Sumut Antisipasi Inflasi yang Meroket Setelah Kenaikan Harga BBM
Sumut mengantisipasi kenaikan harga bahan pokok yang bertahan tinggi setelah kenaikan harga BBM. Penyaluran BLT dan percepatan belanja pemerintah menjadi instrumen menggerakkan ekonomi daerah di tengah tekanan inflasi.
Oleh
NIKSON SINAGA
·3 menit baca
MEDAN, KOMPAS — Sumatera Utara mengantisipasi kenaikan harga bahan pokok yang masih bertahan tinggi setelah kenaikan harga bahan bakar minyak. Bantuan langsung tunai dan percepatan belanja pemerintah pun diharapkan menjadi instrumen menggerakkan ekonomi daerah di tengah tekanan inflasi yang meroket.
Gubernur Sumatera Utara Edy Rahmayadi, di Medan, Senin (12/9/2022), mengatakan, sudah bertemu DPRD Sumut untuk mengambil langkah cepat mengatasi tekanan yang dialami masyarakat akibat kenaikan harga bahan pokok dan energi. ”Harga bahan pokok dan energi memang sedang naik. Sumut masih mengalami inflasi 5,62 persen (secara tahunan hingga Juli),” kata Edy.
Menurut Edy, pembagian bantuan langsung tunai (BLT) yang sedang dilakukan pemerintah diharapkan bisa membantu masyarakat kelompok miskin, pekerja berpenghasilan rendah, dan pekerja sektor transportasi umum. Pemerintah Provinsi Sumut pun akan membagikan BLT untuk pekerja sektor transportasi umum dari dana alokasi umum dan dana bagi hasil APBD Sumut.

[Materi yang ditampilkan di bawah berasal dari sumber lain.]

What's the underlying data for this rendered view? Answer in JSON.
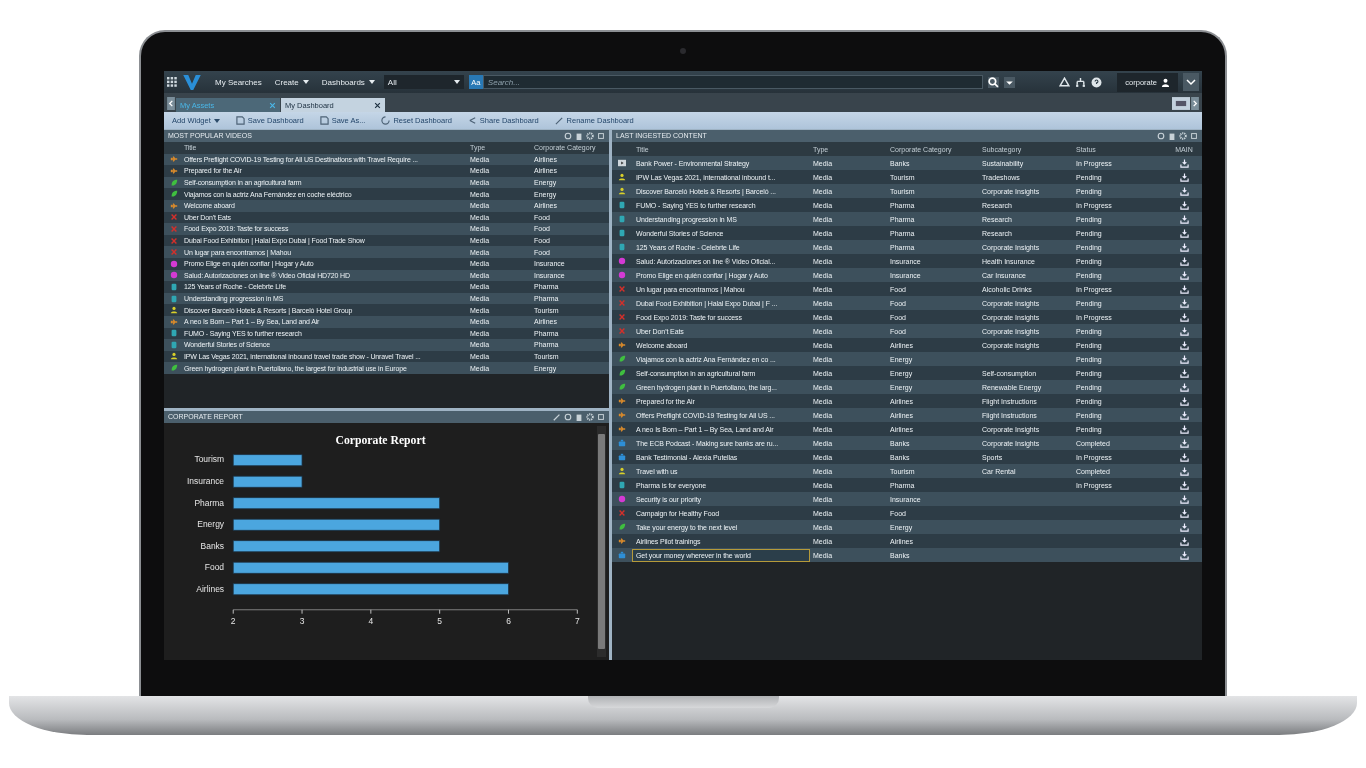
{
  "top_bar": {
    "menus": [
      {
        "label": "My Searches",
        "dropdown": false
      },
      {
        "label": "Create",
        "dropdown": true
      },
      {
        "label": "Dashboards",
        "dropdown": true
      }
    ],
    "scope": "All",
    "case_button": "Aa",
    "search": {
      "placeholder": "Search..."
    },
    "user": "corporate"
  },
  "tabs": [
    {
      "label": "My Assets",
      "selected": false
    },
    {
      "label": "My Dashboard",
      "selected": true
    }
  ],
  "toolbar": [
    {
      "label": "Add Widget",
      "kind": "menu"
    },
    {
      "label": "Save Dashboard",
      "kind": "save"
    },
    {
      "label": "Save As...",
      "kind": "save"
    },
    {
      "label": "Reset Dashboard",
      "kind": "reset"
    },
    {
      "label": "Share Dashboard",
      "kind": "share"
    },
    {
      "label": "Rename Dashboard",
      "kind": "rename"
    }
  ],
  "popular": {
    "title": "MOST POPULAR VIDEOS",
    "columns": [
      "Title",
      "Type",
      "Corporate Category"
    ],
    "rows": [
      {
        "kind": "plane",
        "title": "Offers Preflight COVID-19 Testing for All US Destinations with Travel Require ...",
        "type": "Media",
        "category": "Airlines"
      },
      {
        "kind": "plane",
        "title": "Prepared for the Air",
        "type": "Media",
        "category": "Airlines"
      },
      {
        "kind": "leaf",
        "title": "Self-consumption in an agricultural farm",
        "type": "Media",
        "category": "Energy"
      },
      {
        "kind": "leaf",
        "title": "Viajamos con la actriz Ana Fernández en coche eléctrico",
        "type": "Media",
        "category": "Energy"
      },
      {
        "kind": "plane",
        "title": "Welcome aboard",
        "type": "Media",
        "category": "Airlines"
      },
      {
        "kind": "cross",
        "title": "Uber Don't Eats",
        "type": "Media",
        "category": "Food"
      },
      {
        "kind": "cross",
        "title": "Food Expo 2019: Taste for success",
        "type": "Media",
        "category": "Food"
      },
      {
        "kind": "cross",
        "title": "Dubai Food Exhibition | Halal Expo Dubai | Food Trade Show",
        "type": "Media",
        "category": "Food"
      },
      {
        "kind": "cross",
        "title": "Un lugar para encontramos | Mahou",
        "type": "Media",
        "category": "Food"
      },
      {
        "kind": "badge",
        "title": "Promo Elige en quién confiar | Hogar y Auto",
        "type": "Media",
        "category": "Insurance"
      },
      {
        "kind": "badge",
        "title": "Salud: Autorizaciones on line ® Video Oficial HD720 HD",
        "type": "Media",
        "category": "Insurance"
      },
      {
        "kind": "bottle",
        "title": "125 Years of Roche - Celebrte Life",
        "type": "Media",
        "category": "Pharma"
      },
      {
        "kind": "bottle",
        "title": "Understanding progression in MS",
        "type": "Media",
        "category": "Pharma"
      },
      {
        "kind": "person",
        "title": "Discover Barceló Hotels & Resorts | Barceló Hotel Group",
        "type": "Media",
        "category": "Tourism"
      },
      {
        "kind": "plane",
        "title": "A neo Is Born – Part 1 – By Sea, Land and Air",
        "type": "Media",
        "category": "Airlines"
      },
      {
        "kind": "bottle",
        "title": "FUMO - Saying YES to further research",
        "type": "Media",
        "category": "Pharma"
      },
      {
        "kind": "bottle",
        "title": "Wonderful Stories of Science",
        "type": "Media",
        "category": "Pharma"
      },
      {
        "kind": "person",
        "title": "IPW Las Vegas 2021, international inbound travel trade show - Unravel Travel ...",
        "type": "Media",
        "category": "Tourism"
      },
      {
        "kind": "leaf",
        "title": "Green hydrogen plant in Puertollano, the largest for industrial use in Europe",
        "type": "Media",
        "category": "Energy"
      }
    ]
  },
  "report": {
    "title": "CORPORATE REPORT",
    "chart_data": {
      "type": "bar",
      "orientation": "horizontal",
      "title": "Corporate Report",
      "categories": [
        "Tourism",
        "Insurance",
        "Pharma",
        "Energy",
        "Banks",
        "Food",
        "Airlines"
      ],
      "values": [
        3,
        3,
        5,
        5,
        5,
        6,
        6
      ],
      "xlim": [
        2,
        7
      ],
      "xticks": [
        2,
        3,
        4,
        5,
        6,
        7
      ]
    }
  },
  "latest": {
    "title": "LAST INGESTED CONTENT",
    "columns": [
      "Title",
      "Type",
      "Corporate Category",
      "Subcategory",
      "Status",
      "MAIN"
    ],
    "rows": [
      {
        "kind": "film",
        "title": "Bank Power - Environmental Strategy",
        "type": "Media",
        "category": "Banks",
        "subcategory": "Sustainability",
        "status": "In Progress",
        "selected": false
      },
      {
        "kind": "person",
        "title": "IPW Las Vegas 2021, international inbound t...",
        "type": "Media",
        "category": "Tourism",
        "subcategory": "Tradeshows",
        "status": "Pending",
        "selected": false
      },
      {
        "kind": "person",
        "title": "Discover Barceló Hotels & Resorts | Barceló ...",
        "type": "Media",
        "category": "Tourism",
        "subcategory": "Corporate Insights",
        "status": "Pending",
        "selected": false
      },
      {
        "kind": "bottle",
        "title": "FUMO - Saying YES to further research",
        "type": "Media",
        "category": "Pharma",
        "subcategory": "Research",
        "status": "In Progress",
        "selected": false
      },
      {
        "kind": "bottle",
        "title": "Understanding progression in MS",
        "type": "Media",
        "category": "Pharma",
        "subcategory": "Research",
        "status": "Pending",
        "selected": false
      },
      {
        "kind": "bottle",
        "title": "Wonderful Stories of Science",
        "type": "Media",
        "category": "Pharma",
        "subcategory": "Research",
        "status": "Pending",
        "selected": false
      },
      {
        "kind": "bottle",
        "title": "125 Years of Roche - Celebrte Life",
        "type": "Media",
        "category": "Pharma",
        "subcategory": "Corporate Insights",
        "status": "Pending",
        "selected": false
      },
      {
        "kind": "badge",
        "title": "Salud: Autorizaciones on line ® Video Oficial...",
        "type": "Media",
        "category": "Insurance",
        "subcategory": "Health Insurance",
        "status": "Pending",
        "selected": false
      },
      {
        "kind": "badge",
        "title": "Promo Elige en quién confiar | Hogar y Auto",
        "type": "Media",
        "category": "Insurance",
        "subcategory": "Car Insurance",
        "status": "Pending",
        "selected": false
      },
      {
        "kind": "cross",
        "title": "Un lugar para encontramos | Mahou",
        "type": "Media",
        "category": "Food",
        "subcategory": "Alcoholic Drinks",
        "status": "In Progress",
        "selected": false
      },
      {
        "kind": "cross",
        "title": "Dubai Food Exhibition | Halal Expo Dubai | F ...",
        "type": "Media",
        "category": "Food",
        "subcategory": "Corporate Insights",
        "status": "Pending",
        "selected": false
      },
      {
        "kind": "cross",
        "title": "Food Expo 2019: Taste for success",
        "type": "Media",
        "category": "Food",
        "subcategory": "Corporate Insights",
        "status": "In Progress",
        "selected": false
      },
      {
        "kind": "cross",
        "title": "Uber Don't Eats",
        "type": "Media",
        "category": "Food",
        "subcategory": "Corporate Insights",
        "status": "Pending",
        "selected": false
      },
      {
        "kind": "plane",
        "title": "Welcome aboard",
        "type": "Media",
        "category": "Airlines",
        "subcategory": "Corporate Insights",
        "status": "Pending",
        "selected": false
      },
      {
        "kind": "leaf",
        "title": "Viajamos con la actriz Ana Fernández en co ...",
        "type": "Media",
        "category": "Energy",
        "status": "Pending",
        "selected": false
      },
      {
        "kind": "leaf",
        "title": "Self-consumption in an agricultural farm",
        "type": "Media",
        "category": "Energy",
        "subcategory": "Self-consumption",
        "status": "Pending",
        "selected": false
      },
      {
        "kind": "leaf",
        "title": "Green hydrogen plant in Puertollano, the larg...",
        "type": "Media",
        "category": "Energy",
        "subcategory": "Renewable Energy",
        "status": "Pending",
        "selected": false
      },
      {
        "kind": "plane",
        "title": "Prepared for the Air",
        "type": "Media",
        "category": "Airlines",
        "subcategory": "Flight Instructions",
        "status": "Pending",
        "selected": false
      },
      {
        "kind": "plane",
        "title": "Offers Preflight COVID-19 Testing for All US ...",
        "type": "Media",
        "category": "Airlines",
        "subcategory": "Flight Instructions",
        "status": "Pending",
        "selected": false
      },
      {
        "kind": "plane",
        "title": "A neo Is Born – Part 1 – By Sea, Land and Air",
        "type": "Media",
        "category": "Airlines",
        "subcategory": "Corporate Insights",
        "status": "Pending",
        "selected": false
      },
      {
        "kind": "bank",
        "title": "The ECB Podcast - Making sure banks are ru...",
        "type": "Media",
        "category": "Banks",
        "subcategory": "Corporate Insights",
        "status": "Completed",
        "selected": false
      },
      {
        "kind": "bank",
        "title": "Bank Testimonial - Alexia Putellas",
        "type": "Media",
        "category": "Banks",
        "subcategory": "Sports",
        "status": "In Progress",
        "selected": false
      },
      {
        "kind": "person",
        "title": "Travel with us",
        "type": "Media",
        "category": "Tourism",
        "subcategory": "Car Rental",
        "status": "Completed",
        "selected": false
      },
      {
        "kind": "bottle",
        "title": "Pharma is for everyone",
        "type": "Media",
        "category": "Pharma",
        "status": "In Progress",
        "selected": false
      },
      {
        "kind": "badge",
        "title": "Security is our priority",
        "type": "Media",
        "category": "Insurance",
        "selected": false
      },
      {
        "kind": "cross",
        "title": "Campaign for Healthy Food",
        "type": "Media",
        "category": "Food",
        "selected": false
      },
      {
        "kind": "leaf",
        "title": "Take your energy to the next level",
        "type": "Media",
        "category": "Energy",
        "selected": false
      },
      {
        "kind": "plane",
        "title": "Airlines Pilot trainings",
        "type": "Media",
        "category": "Airlines",
        "selected": false
      },
      {
        "kind": "bank",
        "title": "Get your money wherever in the world",
        "type": "Media",
        "category": "Banks",
        "selected": true
      }
    ]
  }
}
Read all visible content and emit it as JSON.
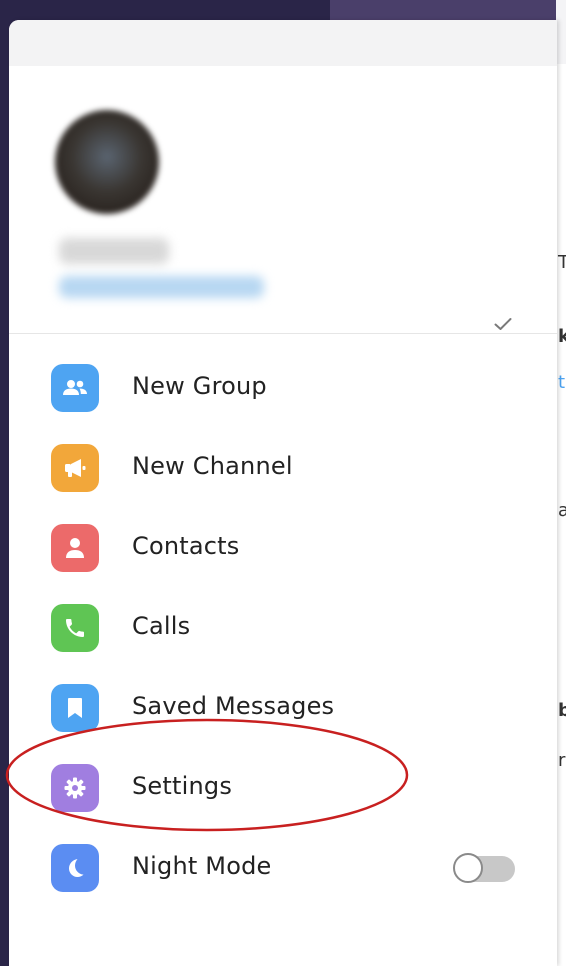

Edy juga mengatakan telah melapor ke DPRD Sumut untuk memaksimalkan penggunaan APBD Sumut bagi bantuan sosial usaha mikro, kecil, dan menengah. Ia pun meminta jajarannya mengalihkan sebagian anggaran perjalanan dinas dan anggaran rapat. ”Ini kami himpun untuk keperluan masyarakat sehingga rakyat yang terdampak bisa sedikit terbantu,” kata Edy.
Sementara itu, sejumlah organisasi mahasiswa dan organisasi kemasyarakatan berunjuk rasa di Kantor Gubernur Sumut dan Kantor DPRD Sumut, Senin. Mereka meminta pemerintah membatalkan kenaikan harga BBM dan mengendalikan harga bahan pokok yang melambung tinggi.
Puluhan orang dari Universitas Islam Negeri (UIN) Sumut pun berunjuk rasa di depan Kantor DPRD Sumut. Mereka menyampaikan aspirasi dengan berorasi dan membentangkan spanduk. Massa aksi juga membakar ban.
”Kami menolak kenaikan harga BBM, kenaikan tarif listrik, dan meminta pemerintah mengendalikan harga bahan pokok,” kata koordinator aksi UIN Sumut, Rizky Munthe. Massa aksi yang terdiri atas sekitar 100 orang pun bubar setelah membakar ban.
Sementara itu, harga bahan pokok di sejumlah pasar masih tinggi. Harga daging ayam ras masih bertahan sekitar Rp 35.000 per kilogram, telur ayam Rp 1.800 per butir, dan cabai merah Rp 90.000 per kilogram. Namun, harga minyak goreng kemasan mulai mengalami penurunan dari sekitar Rp 23.000 menjadi Rp 17.000 per liter. Harga minyak goreng curah pun turun dari Rp 12.000 menjadi Rp 10.000 per liter.
Susilowati (45), pemilik warung makanan di Jalan Airlangga, Medan, mengatakan, harga bahan pokok yang melambung tinggi sangat memukul usahanya. ”Modal harian kami bertambah, tetapi enggak bisa naikkan harga karena pelanggan mengeluh semua,” kata Wati.
Wati menyebut, sejak harga bahan pokok naik, omzetnya menurun hampir 50 persen. Ia biasa menjual lontong dan makanan lain dengan harga Rp 10.000 sampai Rp 15.000 per porsi. Jika menaikkan harga, omzetnya bisa menurun lebih dalam karena sebagian pelanggannya adalah pekerja kantoran yang terdampak kenaikan harga bahan pokok dan BBM.